Continental, the No. 5 U.S. carrier, raised published leisure fares by $20 per round-trip on most routes Thursday afternoon. Northwest, the No. 4 U.S. carrier, has not matched the Continental increase at this time, a spokesman said.

"If Northwest goes along with the increase, then it would likely stick, but if Northwest fails to match it tonight, that doesn't necessarily mean the initiative is dead," JP Morgan airline analyst Jamie Baker said.

It may take a few days to see if the increase sticks, but industrywide fare sales mean passengers are not often paying published fares anyway, analysts said. The last successful industrywide leisure fare increase came in November 2000.

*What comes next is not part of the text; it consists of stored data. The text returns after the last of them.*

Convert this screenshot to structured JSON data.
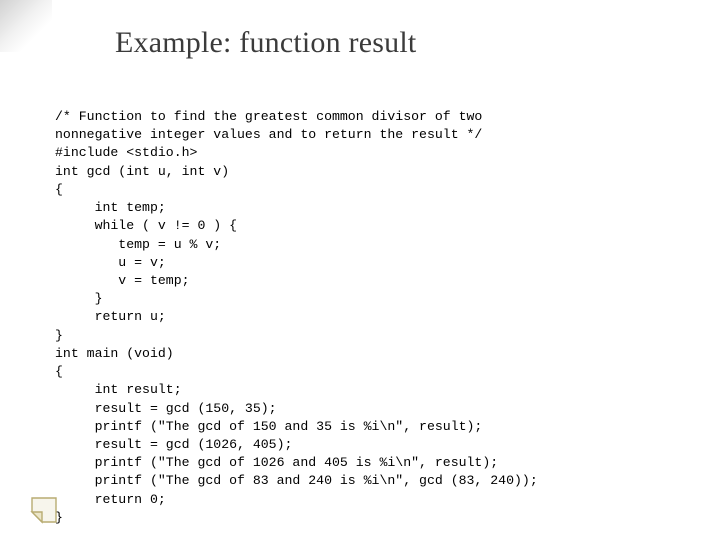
{
  "slide": {
    "title": "Example: function result",
    "code_lines": {
      "l0": "/* Function to find the greatest common divisor of two",
      "l1": "nonnegative integer values and to return the result */",
      "l2": "#include <stdio.h>",
      "l3": "int gcd (int u, int v)",
      "l4": "{",
      "l5": "     int temp;",
      "l6": "     while ( v != 0 ) {",
      "l7": "        temp = u % v;",
      "l8": "        u = v;",
      "l9": "        v = temp;",
      "l10": "     }",
      "l11": "     return u;",
      "l12": "}",
      "l13": "int main (void)",
      "l14": "{",
      "l15": "     int result;",
      "l16": "     result = gcd (150, 35);",
      "l17": "     printf (\"The gcd of 150 and 35 is %i\\n\", result);",
      "l18": "     result = gcd (1026, 405);",
      "l19": "     printf (\"The gcd of 1026 and 405 is %i\\n\", result);",
      "l20": "     printf (\"The gcd of 83 and 240 is %i\\n\", gcd (83, 240));",
      "l21": "     return 0;",
      "l22": "}"
    }
  },
  "icons": {
    "corner_shadow": "corner-shadow",
    "page_fold": "page-fold-icon"
  }
}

"Raising published fares and raising paid fares are two entirely different things," Baker said. "Raising the latter is considerably more difficult."

Average domestic air fares were down about 12 percent in April from already depressed year-ago levels, as traffic fell nearly 11 percent, according to the Air Transport Association, an industry trade group for major U.S. carriers.

The Continental fare increase comes less than a week after low-cost carrier Southwest Airlines (NYSE:LUV - News) raised fares for all classes of service by $2 to $6 round-trip on about one-third of its schedule. Southwest is the No. 7 U.S. carrier.